The symphonies of Anton Bruckner are so large in orchestration and often so lengthy that it has taken a very long time for them to have anywhere near as permanent a place in the orchestral repertoire as those of Beethoven, Brahms, or Mahler. Of the nine numbered symphonies Bruckner composed, the Fourth (or "Romantic") is generally agreed to be the most popular. But its immediate successor, the Fifth, composed by Bruckner in 1878, seems to be reaching those heights now too.

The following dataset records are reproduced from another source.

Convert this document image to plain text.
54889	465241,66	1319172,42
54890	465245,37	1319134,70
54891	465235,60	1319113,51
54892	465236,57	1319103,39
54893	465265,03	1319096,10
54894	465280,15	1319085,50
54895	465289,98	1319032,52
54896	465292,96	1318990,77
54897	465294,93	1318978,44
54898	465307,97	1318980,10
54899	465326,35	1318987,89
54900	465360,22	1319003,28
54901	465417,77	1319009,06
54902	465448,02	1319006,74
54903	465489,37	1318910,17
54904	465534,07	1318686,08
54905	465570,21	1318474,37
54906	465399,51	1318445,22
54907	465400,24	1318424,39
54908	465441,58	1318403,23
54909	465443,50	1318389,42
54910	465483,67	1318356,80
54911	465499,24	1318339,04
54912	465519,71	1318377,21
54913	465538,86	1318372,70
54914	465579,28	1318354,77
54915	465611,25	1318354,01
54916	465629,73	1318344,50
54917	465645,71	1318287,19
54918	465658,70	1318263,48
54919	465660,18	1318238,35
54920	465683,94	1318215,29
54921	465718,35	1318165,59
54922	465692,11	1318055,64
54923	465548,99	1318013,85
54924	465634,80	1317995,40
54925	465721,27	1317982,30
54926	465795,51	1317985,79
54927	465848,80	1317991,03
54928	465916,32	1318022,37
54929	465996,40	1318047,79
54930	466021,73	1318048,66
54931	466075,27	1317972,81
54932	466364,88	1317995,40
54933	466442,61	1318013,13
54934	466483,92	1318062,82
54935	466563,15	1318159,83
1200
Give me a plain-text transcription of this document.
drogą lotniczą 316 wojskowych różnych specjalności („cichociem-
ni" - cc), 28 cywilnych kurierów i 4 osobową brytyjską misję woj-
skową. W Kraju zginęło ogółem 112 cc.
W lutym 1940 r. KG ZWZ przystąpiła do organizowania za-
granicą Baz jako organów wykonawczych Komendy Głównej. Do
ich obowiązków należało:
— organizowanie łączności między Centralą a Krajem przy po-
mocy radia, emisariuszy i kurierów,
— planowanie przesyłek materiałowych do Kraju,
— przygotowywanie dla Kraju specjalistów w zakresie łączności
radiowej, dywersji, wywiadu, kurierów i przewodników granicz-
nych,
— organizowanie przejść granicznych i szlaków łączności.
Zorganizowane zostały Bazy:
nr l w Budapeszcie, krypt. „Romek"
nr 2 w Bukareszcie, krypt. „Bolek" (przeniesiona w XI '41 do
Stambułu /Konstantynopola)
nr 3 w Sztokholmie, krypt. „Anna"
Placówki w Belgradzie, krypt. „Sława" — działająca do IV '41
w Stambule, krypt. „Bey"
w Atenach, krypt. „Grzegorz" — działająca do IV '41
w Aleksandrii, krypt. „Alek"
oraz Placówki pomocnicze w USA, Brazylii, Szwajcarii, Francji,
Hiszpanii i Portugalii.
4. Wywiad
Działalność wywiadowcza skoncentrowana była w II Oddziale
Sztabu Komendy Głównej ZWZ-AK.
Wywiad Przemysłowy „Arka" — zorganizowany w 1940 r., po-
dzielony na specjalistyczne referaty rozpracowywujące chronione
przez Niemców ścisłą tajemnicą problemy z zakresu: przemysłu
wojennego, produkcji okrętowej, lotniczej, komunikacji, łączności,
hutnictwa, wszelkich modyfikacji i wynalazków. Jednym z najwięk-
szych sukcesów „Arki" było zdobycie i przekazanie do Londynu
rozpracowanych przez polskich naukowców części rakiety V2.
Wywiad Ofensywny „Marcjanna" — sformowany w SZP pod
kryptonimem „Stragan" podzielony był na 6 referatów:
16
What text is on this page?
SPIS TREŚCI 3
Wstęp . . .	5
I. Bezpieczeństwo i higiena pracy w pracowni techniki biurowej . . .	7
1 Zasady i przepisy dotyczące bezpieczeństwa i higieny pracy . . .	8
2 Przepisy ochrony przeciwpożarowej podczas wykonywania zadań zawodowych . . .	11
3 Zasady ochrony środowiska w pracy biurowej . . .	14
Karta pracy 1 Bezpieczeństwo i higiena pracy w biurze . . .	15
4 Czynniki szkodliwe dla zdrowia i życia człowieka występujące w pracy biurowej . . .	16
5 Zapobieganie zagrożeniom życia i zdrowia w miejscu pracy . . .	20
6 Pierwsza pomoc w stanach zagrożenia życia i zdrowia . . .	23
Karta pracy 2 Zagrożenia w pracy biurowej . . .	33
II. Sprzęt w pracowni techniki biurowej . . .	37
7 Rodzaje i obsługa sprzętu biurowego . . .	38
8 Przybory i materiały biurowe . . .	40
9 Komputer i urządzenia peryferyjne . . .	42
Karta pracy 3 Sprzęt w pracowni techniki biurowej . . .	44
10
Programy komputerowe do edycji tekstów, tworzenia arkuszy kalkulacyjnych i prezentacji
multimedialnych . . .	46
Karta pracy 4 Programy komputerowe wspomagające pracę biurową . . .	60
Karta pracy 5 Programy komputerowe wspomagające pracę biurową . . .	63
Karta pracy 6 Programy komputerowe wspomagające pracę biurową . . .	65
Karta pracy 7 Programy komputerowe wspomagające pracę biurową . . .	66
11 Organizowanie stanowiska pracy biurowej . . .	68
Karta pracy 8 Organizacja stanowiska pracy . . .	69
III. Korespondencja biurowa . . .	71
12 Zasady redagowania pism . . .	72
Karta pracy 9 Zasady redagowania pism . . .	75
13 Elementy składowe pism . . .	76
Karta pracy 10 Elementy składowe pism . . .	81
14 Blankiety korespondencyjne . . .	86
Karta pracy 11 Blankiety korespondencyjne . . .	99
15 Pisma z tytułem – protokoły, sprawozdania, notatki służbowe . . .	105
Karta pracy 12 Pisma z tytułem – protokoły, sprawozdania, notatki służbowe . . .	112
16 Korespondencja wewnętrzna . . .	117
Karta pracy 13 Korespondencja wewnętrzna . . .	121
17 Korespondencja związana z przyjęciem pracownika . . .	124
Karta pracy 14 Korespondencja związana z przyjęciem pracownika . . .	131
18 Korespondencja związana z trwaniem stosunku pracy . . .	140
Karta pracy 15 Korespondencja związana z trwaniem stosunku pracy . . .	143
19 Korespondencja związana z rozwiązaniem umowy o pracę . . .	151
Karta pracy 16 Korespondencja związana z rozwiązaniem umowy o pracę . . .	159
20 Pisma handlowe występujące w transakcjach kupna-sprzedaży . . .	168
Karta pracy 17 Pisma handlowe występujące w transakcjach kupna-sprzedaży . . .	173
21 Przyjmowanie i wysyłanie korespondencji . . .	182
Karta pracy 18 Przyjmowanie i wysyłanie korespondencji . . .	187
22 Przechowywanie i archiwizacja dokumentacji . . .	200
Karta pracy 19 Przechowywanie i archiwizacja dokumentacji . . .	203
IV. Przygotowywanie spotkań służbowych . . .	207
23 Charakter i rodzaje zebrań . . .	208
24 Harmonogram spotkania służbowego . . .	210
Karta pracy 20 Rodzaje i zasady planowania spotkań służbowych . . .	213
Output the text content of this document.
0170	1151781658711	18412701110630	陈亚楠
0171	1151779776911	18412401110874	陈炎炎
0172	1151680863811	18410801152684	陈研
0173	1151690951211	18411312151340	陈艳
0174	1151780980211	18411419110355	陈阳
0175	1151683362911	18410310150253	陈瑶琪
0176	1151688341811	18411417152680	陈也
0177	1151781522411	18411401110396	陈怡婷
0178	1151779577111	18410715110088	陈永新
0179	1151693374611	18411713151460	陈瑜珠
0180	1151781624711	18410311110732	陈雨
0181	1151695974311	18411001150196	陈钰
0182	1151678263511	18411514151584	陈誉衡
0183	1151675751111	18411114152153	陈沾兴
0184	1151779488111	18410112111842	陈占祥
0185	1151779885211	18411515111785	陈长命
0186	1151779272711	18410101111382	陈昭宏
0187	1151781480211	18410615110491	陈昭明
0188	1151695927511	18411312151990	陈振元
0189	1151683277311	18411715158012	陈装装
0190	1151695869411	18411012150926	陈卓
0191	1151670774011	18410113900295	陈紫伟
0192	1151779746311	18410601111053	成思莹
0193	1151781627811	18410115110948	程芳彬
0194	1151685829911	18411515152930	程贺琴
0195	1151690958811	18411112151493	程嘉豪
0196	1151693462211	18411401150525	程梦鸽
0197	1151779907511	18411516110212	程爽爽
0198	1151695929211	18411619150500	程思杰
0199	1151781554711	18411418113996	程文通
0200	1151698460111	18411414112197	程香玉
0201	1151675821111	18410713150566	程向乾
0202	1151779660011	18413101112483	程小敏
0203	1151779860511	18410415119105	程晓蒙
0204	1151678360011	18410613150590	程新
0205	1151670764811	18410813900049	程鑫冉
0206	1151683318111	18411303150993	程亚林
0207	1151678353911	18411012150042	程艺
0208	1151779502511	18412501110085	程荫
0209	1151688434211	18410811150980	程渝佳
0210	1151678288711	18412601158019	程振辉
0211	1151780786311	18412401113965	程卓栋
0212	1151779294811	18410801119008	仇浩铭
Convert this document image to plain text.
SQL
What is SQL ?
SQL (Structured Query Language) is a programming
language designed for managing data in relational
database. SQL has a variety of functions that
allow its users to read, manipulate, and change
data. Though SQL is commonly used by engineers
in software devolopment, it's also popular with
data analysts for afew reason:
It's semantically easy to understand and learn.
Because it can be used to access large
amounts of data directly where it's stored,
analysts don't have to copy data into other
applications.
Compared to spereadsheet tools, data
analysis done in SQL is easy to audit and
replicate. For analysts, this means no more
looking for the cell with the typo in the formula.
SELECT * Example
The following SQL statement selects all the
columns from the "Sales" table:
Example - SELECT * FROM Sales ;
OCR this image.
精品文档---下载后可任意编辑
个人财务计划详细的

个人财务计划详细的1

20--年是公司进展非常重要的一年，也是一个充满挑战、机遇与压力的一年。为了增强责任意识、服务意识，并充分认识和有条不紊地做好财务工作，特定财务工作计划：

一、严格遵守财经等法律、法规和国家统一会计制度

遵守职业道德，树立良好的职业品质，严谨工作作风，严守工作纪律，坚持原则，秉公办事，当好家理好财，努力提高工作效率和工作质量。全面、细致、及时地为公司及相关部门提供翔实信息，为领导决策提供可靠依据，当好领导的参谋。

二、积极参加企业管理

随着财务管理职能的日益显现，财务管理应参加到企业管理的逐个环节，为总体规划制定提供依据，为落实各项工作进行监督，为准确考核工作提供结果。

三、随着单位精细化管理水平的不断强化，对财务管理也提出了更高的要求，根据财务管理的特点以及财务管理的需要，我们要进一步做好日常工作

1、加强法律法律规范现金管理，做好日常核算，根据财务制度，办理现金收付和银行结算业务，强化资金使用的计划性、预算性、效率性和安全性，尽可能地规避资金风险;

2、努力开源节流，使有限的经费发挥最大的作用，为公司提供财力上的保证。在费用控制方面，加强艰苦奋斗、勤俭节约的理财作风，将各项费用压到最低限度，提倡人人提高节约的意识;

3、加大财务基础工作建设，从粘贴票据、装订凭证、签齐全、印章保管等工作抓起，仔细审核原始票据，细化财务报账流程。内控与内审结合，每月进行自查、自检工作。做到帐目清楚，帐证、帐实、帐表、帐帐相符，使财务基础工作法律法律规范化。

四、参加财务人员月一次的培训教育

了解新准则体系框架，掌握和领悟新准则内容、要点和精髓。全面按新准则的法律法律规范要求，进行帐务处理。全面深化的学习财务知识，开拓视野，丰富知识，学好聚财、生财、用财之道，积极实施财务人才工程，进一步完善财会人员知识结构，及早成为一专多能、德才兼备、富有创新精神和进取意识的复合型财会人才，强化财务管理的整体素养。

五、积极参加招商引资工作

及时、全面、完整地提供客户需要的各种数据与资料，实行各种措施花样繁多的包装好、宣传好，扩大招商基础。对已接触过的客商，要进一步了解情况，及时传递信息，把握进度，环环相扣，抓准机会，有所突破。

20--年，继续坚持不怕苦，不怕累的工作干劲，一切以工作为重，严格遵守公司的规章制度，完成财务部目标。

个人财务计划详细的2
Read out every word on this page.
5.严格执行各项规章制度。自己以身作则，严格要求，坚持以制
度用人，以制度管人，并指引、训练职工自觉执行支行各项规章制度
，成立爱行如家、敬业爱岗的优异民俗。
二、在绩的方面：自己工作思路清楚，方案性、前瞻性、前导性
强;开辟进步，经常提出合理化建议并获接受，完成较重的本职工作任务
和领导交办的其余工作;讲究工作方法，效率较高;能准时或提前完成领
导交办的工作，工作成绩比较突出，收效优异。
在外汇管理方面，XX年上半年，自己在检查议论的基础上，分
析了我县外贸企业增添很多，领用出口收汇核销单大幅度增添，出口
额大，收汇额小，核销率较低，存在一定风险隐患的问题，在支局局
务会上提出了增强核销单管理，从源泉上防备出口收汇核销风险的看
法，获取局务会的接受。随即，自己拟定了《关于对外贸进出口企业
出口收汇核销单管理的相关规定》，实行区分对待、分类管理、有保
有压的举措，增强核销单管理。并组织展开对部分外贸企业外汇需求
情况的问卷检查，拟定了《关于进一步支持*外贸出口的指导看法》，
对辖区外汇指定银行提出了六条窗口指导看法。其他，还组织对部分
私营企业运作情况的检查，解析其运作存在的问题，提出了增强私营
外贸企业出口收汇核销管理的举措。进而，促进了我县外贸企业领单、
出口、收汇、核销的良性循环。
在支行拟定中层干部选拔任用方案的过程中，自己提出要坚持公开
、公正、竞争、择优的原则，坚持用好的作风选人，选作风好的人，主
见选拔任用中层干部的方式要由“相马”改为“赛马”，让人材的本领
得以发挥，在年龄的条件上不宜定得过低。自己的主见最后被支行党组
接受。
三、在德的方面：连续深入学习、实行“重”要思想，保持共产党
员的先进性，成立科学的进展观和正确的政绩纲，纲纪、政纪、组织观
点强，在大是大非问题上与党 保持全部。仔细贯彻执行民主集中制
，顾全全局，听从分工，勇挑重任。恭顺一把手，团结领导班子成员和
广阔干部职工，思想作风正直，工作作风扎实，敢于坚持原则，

This symphony highlights the hallmarks of Bruckner's symphonic style--the often grand pronouncements of the brass, mimicking the sounds of grand cathedral organs (Bruckner himself was a church organist); the shimmering string passages (redolent of the opening of the Beethoven Ninth), the vigorous scherzos, and the sometimes violent crescendos. Here, in this 1999 recording made by Deutsche Grammophon, the work is seemlessly performed, under the direction of the late Italian conductor Giuseppe Sinopoli, by the Dresden State Orchestra (Staatskapelle Dresden). The orchestra is one of the most qualified to handle Bruckner's massive symphonies, having recorded the complete set under Eugen Jochum between 1975 and 1982; and while Sinopoli may never have quite been able to reach Jochum's level with Bruckner, he still managed to achieve the best out of the orchestra and the symphony itself. The trombones and the tubas cleverly accentuate the organ-like passages of the score, and the rumbling timpani at the end of the first and fourth movements give the right sonic impact.
This is one of the best Bruckner recordings out there, and is highly recommended.